Example: I will to pay off $20,000 in debt by allocating $700 from each monthly paycheck for 2 years and 4 months.
Step 2. List Your Expenses
In order for your budget to be realistic, you will need to have a good grip on your current expenses. The first part of this is to look back at your last 30-60 days and see what you spent your money on. You can use pen & paper or a budget app (I list the one I use in Step 5).
Use your credit card and bank statements to document what you’ve spent money on over the last 2 months. Add a line item for cash in case you’ve withdrawn cash and can’t remember what you spent it on.
Don’t forget to look over your calendar and identify expenses that may not occur monthly, such as biannual auto insurance premiums, holidays & birthdays, professional dues, and annual medical exams (including veterinary exams).
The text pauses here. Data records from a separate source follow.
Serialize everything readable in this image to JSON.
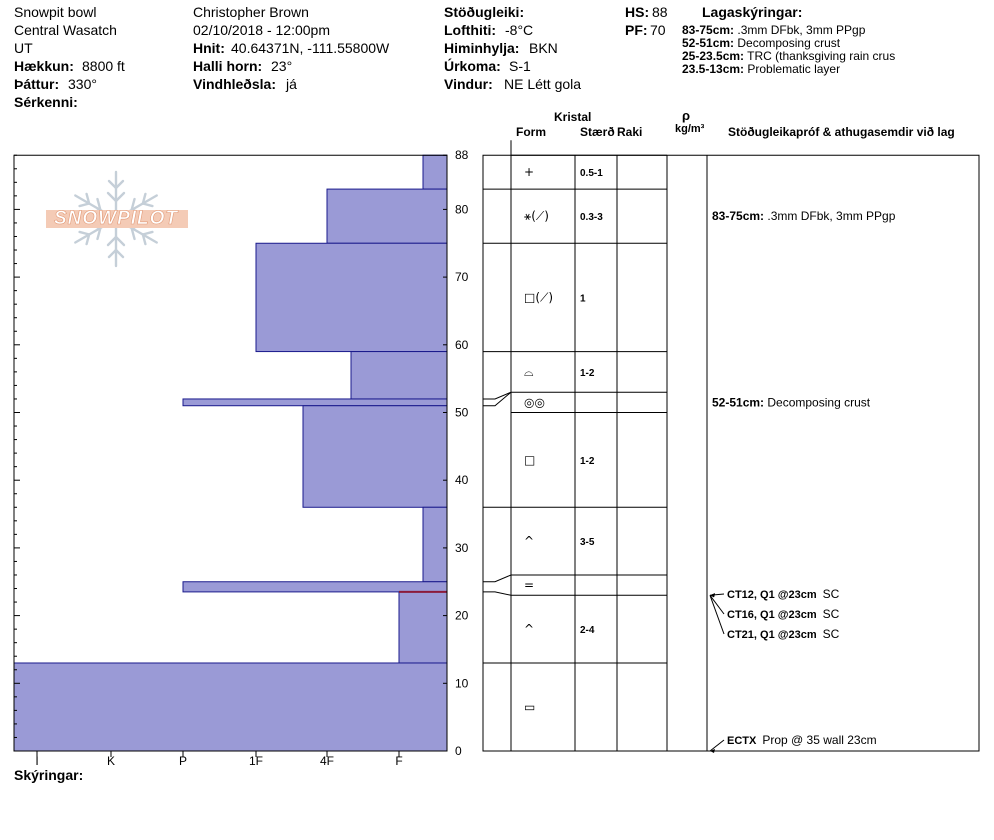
{
  "header": {
    "col1": {
      "location": "Snowpit bowl",
      "range": "Central Wasatch",
      "state": "UT",
      "elevation_label": "Hækkun:",
      "elevation_value": "8800 ft",
      "aspect_label": "Þáttur:",
      "aspect_value": "330°",
      "notes_label": "Sérkenni:"
    },
    "col2": {
      "observer": "Christopher Brown",
      "datetime": "02/10/2018 - 12:00pm",
      "coords_label": "Hnit:",
      "coords_value": "40.64371N, -111.55800W",
      "slope_label": "Halli horn:",
      "slope_value": "23°",
      "wind_loading_label": "Vindhleðsla:",
      "wind_loading_value": "já"
    },
    "col3": {
      "stability_label": "Stöðugleiki:",
      "air_temp_label": "Lofthiti:",
      "air_temp_value": "-8°C",
      "sky_label": "Himinhylja:",
      "sky_value": "BKN",
      "precip_label": "Úrkoma:",
      "precip_value": "S-1",
      "wind_label": "Vindur:",
      "wind_value": "NE Létt gola"
    },
    "col4": {
      "hs_label": "HS:",
      "hs_value": "88",
      "pf_label": "PF:",
      "pf_value": "70"
    },
    "legend": {
      "title": "Lagaskýringar:",
      "items": [
        {
          "depth": "83-75cm:",
          "text": " .3mm DFbk, 3mm PPgp"
        },
        {
          "depth": "52-51cm:",
          "text": " Decomposing crust"
        },
        {
          "depth": "25-23.5cm:",
          "text": "  TRC (thanksgiving rain crus"
        },
        {
          "depth": "23.5-13cm:",
          "text": " Problematic layer"
        }
      ]
    }
  },
  "logo_text": "SNOWPILOT",
  "footer_label": "Skýringar:",
  "table_headers": {
    "crystal": "Kristal",
    "form": "Form",
    "size": "Stærð",
    "moisture": "Raki",
    "density_symbol": "ρ",
    "density_unit": "kg/m³",
    "stability": "Stöðugleikapróf & athugasemdir við lag"
  },
  "chart_data": {
    "type": "bar",
    "orientation": "horizontal",
    "y_axis": {
      "min": 0,
      "max": 88,
      "ticks": [
        0,
        10,
        20,
        30,
        40,
        50,
        60,
        70,
        80,
        88
      ]
    },
    "x_axis": {
      "categories": [
        "I",
        "K",
        "P",
        "1F",
        "4F",
        "F"
      ],
      "direction": "hardness decreases to the right"
    },
    "layers": [
      {
        "top": 88,
        "bottom": 83,
        "hardness": "F+"
      },
      {
        "top": 83,
        "bottom": 75,
        "hardness": "4F"
      },
      {
        "top": 75,
        "bottom": 59,
        "hardness": "1F"
      },
      {
        "top": 59,
        "bottom": 52,
        "hardness": "4F+"
      },
      {
        "top": 52,
        "bottom": 51,
        "hardness": "P"
      },
      {
        "top": 51,
        "bottom": 36,
        "hardness": "4F-"
      },
      {
        "top": 36,
        "bottom": 25,
        "hardness": "F+"
      },
      {
        "top": 25,
        "bottom": 23.5,
        "hardness": "P"
      },
      {
        "top": 23.5,
        "bottom": 13,
        "hardness": "F"
      },
      {
        "top": 13,
        "bottom": 0,
        "hardness": "I-"
      }
    ],
    "failure_layer_depth": 23.5,
    "fill_color": "#9a9ad6",
    "stroke_color": "#1a1a8c",
    "failure_color": "#8b1a3a"
  },
  "crystal_rows": [
    {
      "top": 88,
      "bottom": 83,
      "form": "+",
      "size": "0.5-1"
    },
    {
      "top": 83,
      "bottom": 75,
      "form": "⚹(⟋)",
      "size": "0.3-3"
    },
    {
      "top": 75,
      "bottom": 59,
      "form": "□(⟋)",
      "size": "1"
    },
    {
      "top": 59,
      "bottom": 53,
      "form": "⌓",
      "size": "1-2"
    },
    {
      "top": 53,
      "bottom": 50,
      "form": "◎◎",
      "size": ""
    },
    {
      "top": 50,
      "bottom": 36,
      "form": "□",
      "size": "1-2"
    },
    {
      "top": 36,
      "bottom": 26,
      "form": "^",
      "size": "3-5"
    },
    {
      "top": 26,
      "bottom": 23,
      "form": "=",
      "size": ""
    },
    {
      "top": 23,
      "bottom": 13,
      "form": "^",
      "size": "2-4"
    },
    {
      "top": 13,
      "bottom": 0,
      "form": "▭",
      "size": ""
    }
  ],
  "layer_comments": [
    {
      "depth": 79,
      "label": "83-75cm:",
      "text": " .3mm DFbk, 3mm PPgp"
    },
    {
      "depth": 51.5,
      "label": "52-51cm:",
      "text": " Decomposing crust"
    }
  ],
  "stability_tests": [
    {
      "depth": 23,
      "code": "CT12, Q1 @23cm",
      "result": "SC"
    },
    {
      "depth": 23,
      "code": "CT16, Q1 @23cm",
      "result": "SC"
    },
    {
      "depth": 23,
      "code": "CT21, Q1 @23cm",
      "result": "SC"
    },
    {
      "depth": 0,
      "code": "ECTX",
      "result": "Prop @ 35 wall 23cm"
    }
  ]
}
Include items from your goals such as the amount you will allocate to pay off debt or savings.
Step 3. List Your Income
At this point make a note of all net income — that’s income after taxes. Just look at your pay stubs if you’re a regular employee. If you are an independent contractor, then you’ll need to set aside 25 – 30% of your earnings for taxes. Then record the remaining as net income. Don’t forget to include any side gigs, freelancing, or investment income that you may receive throughout the year.
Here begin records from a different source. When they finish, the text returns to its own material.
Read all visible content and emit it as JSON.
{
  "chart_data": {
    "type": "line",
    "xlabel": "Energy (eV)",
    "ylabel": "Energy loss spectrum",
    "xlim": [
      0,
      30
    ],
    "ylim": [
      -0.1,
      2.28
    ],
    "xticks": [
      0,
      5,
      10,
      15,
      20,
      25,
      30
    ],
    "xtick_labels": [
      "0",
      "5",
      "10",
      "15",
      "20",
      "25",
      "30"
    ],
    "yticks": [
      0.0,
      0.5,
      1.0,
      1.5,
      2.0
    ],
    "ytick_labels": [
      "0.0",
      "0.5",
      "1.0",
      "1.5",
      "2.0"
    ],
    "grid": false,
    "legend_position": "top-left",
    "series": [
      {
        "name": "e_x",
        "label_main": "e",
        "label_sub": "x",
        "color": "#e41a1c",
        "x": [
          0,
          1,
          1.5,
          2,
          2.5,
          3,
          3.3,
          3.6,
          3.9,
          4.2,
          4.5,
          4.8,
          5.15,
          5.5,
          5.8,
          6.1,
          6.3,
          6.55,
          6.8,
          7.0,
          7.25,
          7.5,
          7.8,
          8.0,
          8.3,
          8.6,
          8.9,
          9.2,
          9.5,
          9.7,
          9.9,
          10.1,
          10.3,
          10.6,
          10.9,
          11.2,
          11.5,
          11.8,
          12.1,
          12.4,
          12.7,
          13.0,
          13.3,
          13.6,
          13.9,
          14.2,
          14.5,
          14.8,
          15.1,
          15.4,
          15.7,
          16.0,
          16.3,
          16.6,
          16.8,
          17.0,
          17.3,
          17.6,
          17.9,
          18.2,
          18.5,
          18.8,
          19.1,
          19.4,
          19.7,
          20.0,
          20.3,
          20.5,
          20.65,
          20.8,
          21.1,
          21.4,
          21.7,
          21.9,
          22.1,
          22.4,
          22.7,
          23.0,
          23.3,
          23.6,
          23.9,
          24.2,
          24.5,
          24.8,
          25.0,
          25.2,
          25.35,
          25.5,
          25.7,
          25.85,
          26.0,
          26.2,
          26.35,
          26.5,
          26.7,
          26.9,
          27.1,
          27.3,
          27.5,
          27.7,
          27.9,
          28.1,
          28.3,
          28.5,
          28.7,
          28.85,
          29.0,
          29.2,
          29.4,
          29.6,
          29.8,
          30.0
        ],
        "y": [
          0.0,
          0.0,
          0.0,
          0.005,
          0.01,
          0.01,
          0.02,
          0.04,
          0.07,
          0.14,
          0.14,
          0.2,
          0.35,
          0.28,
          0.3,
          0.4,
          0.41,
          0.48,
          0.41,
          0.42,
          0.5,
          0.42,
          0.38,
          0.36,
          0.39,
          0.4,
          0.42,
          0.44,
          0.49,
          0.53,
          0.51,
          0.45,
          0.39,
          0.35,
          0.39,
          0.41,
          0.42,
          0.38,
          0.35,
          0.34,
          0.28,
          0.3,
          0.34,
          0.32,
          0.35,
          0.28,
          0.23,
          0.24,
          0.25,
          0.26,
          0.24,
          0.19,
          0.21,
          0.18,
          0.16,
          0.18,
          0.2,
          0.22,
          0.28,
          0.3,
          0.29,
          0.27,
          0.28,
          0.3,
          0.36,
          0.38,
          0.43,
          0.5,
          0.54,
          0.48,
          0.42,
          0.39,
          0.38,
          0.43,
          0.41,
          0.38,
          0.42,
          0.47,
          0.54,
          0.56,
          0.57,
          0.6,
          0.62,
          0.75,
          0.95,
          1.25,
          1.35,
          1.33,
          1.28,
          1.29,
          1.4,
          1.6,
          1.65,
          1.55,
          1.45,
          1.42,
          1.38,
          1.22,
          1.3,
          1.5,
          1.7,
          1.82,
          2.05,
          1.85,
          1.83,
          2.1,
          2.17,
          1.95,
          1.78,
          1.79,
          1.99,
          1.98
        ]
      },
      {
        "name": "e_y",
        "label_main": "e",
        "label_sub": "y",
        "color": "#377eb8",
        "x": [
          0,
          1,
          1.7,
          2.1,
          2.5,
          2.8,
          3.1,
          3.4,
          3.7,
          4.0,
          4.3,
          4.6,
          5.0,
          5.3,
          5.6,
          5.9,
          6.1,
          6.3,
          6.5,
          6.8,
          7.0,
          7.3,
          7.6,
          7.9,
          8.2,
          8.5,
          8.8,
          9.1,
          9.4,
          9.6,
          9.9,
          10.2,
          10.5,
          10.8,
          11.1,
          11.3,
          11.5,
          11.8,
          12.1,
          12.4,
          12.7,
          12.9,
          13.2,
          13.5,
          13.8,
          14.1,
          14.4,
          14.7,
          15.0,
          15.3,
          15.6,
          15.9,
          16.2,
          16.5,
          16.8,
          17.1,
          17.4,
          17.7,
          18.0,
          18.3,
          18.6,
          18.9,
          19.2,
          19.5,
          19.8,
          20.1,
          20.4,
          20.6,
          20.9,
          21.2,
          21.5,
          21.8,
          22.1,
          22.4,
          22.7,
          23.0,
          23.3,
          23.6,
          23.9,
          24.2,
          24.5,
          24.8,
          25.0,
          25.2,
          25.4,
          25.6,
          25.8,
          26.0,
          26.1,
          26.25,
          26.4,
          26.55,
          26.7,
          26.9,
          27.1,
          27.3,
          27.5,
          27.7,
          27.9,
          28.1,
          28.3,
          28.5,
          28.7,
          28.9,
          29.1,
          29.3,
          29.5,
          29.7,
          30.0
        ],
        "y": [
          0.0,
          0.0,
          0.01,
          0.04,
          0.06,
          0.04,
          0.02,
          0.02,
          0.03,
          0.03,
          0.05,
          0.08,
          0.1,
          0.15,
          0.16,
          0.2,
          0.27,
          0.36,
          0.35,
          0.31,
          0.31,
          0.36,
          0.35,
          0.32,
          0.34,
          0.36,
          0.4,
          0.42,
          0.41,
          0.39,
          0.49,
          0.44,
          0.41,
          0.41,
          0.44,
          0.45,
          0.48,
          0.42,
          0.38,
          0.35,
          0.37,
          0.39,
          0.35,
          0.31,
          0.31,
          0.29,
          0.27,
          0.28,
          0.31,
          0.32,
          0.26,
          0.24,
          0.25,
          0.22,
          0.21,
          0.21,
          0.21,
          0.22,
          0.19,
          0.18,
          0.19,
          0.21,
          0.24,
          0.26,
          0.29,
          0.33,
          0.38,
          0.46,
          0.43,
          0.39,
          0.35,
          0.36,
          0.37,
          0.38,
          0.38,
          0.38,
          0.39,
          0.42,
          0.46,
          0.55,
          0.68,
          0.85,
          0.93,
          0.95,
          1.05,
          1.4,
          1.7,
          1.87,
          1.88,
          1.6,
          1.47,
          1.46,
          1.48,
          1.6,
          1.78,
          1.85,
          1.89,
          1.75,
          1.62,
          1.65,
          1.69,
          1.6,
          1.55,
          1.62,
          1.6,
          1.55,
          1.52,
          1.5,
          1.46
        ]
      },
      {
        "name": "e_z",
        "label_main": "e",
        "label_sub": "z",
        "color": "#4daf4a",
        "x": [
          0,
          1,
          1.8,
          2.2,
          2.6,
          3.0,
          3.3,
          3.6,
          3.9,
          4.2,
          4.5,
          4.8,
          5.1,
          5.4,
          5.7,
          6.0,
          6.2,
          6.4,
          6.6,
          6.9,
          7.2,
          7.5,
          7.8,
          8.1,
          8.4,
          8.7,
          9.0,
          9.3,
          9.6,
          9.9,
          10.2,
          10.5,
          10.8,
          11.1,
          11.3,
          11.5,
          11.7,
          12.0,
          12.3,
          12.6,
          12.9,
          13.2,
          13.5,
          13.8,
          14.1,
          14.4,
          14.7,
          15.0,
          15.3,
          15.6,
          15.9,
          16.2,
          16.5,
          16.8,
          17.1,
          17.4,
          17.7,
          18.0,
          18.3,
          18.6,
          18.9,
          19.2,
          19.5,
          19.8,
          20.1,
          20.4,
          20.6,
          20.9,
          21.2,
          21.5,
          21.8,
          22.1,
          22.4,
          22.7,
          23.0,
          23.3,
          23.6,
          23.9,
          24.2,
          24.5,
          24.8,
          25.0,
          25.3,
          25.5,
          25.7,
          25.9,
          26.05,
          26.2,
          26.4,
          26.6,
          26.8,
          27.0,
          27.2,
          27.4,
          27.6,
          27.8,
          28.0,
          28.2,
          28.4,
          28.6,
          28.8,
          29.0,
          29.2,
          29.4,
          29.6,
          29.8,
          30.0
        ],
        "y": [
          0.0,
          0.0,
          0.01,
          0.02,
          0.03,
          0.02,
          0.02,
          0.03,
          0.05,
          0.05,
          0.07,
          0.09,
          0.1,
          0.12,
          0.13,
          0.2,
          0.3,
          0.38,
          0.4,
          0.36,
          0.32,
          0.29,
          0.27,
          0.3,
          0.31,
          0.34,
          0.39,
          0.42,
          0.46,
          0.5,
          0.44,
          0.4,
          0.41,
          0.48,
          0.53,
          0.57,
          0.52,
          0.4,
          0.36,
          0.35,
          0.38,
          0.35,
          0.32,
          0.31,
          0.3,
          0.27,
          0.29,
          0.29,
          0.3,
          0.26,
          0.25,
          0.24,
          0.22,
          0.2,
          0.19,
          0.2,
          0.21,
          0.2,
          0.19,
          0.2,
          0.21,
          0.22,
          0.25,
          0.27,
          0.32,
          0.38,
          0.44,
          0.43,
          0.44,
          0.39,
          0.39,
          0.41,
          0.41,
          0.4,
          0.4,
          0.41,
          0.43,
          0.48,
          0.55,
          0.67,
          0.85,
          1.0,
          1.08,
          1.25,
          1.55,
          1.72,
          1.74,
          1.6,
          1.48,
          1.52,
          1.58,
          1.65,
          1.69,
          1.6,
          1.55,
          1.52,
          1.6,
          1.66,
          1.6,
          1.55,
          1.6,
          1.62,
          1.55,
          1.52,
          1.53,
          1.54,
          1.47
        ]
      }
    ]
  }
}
Step 4. Compare Expenses and Income
Now that you have a list of all the money coming in (income) and all the money going out (expenses), compare them. Your ultimate goal is to have a budget that accounts for every penny. However, some expenses are variable like gas and groceries. What you will do for those items is to give yourself an allowance for each item based on past spending habits.
In order to reach your goals faster, look for areas you can save. For example, you may have spent $400 on eating out last month. You can give yourself an allowance of $200 for eating out and when you hit that limit, you don’t eat out anymore. It’s pretty simple.
Step 5. Track Your Expenses
The best way to make sure you are sticking to your budget it to get into the habit of tracking. You can still choose to use pen & paper or an Excel spreadsheet, but I use a free app called EveryDollar. The thing I like about using an app is that I can record every transaction as soon as it occurs. For example, when I fill up my gas tank. I pull out my phone right away and input how much it cost. You can upgrade to EveryDollar Plus for a fee to link it to your credit cards and bank account. There are plenty of other apps that do that as well.
Step 6. Review Your Progress Each Month
It is important to take time to review your progress. First, it is very motivating to see how well you are moving towards your goals. Second, it will help you make adjustments if needed. See how you did each month, where you overspent and underspent. Then you can make minor changes to your budget according to what you’ve learned.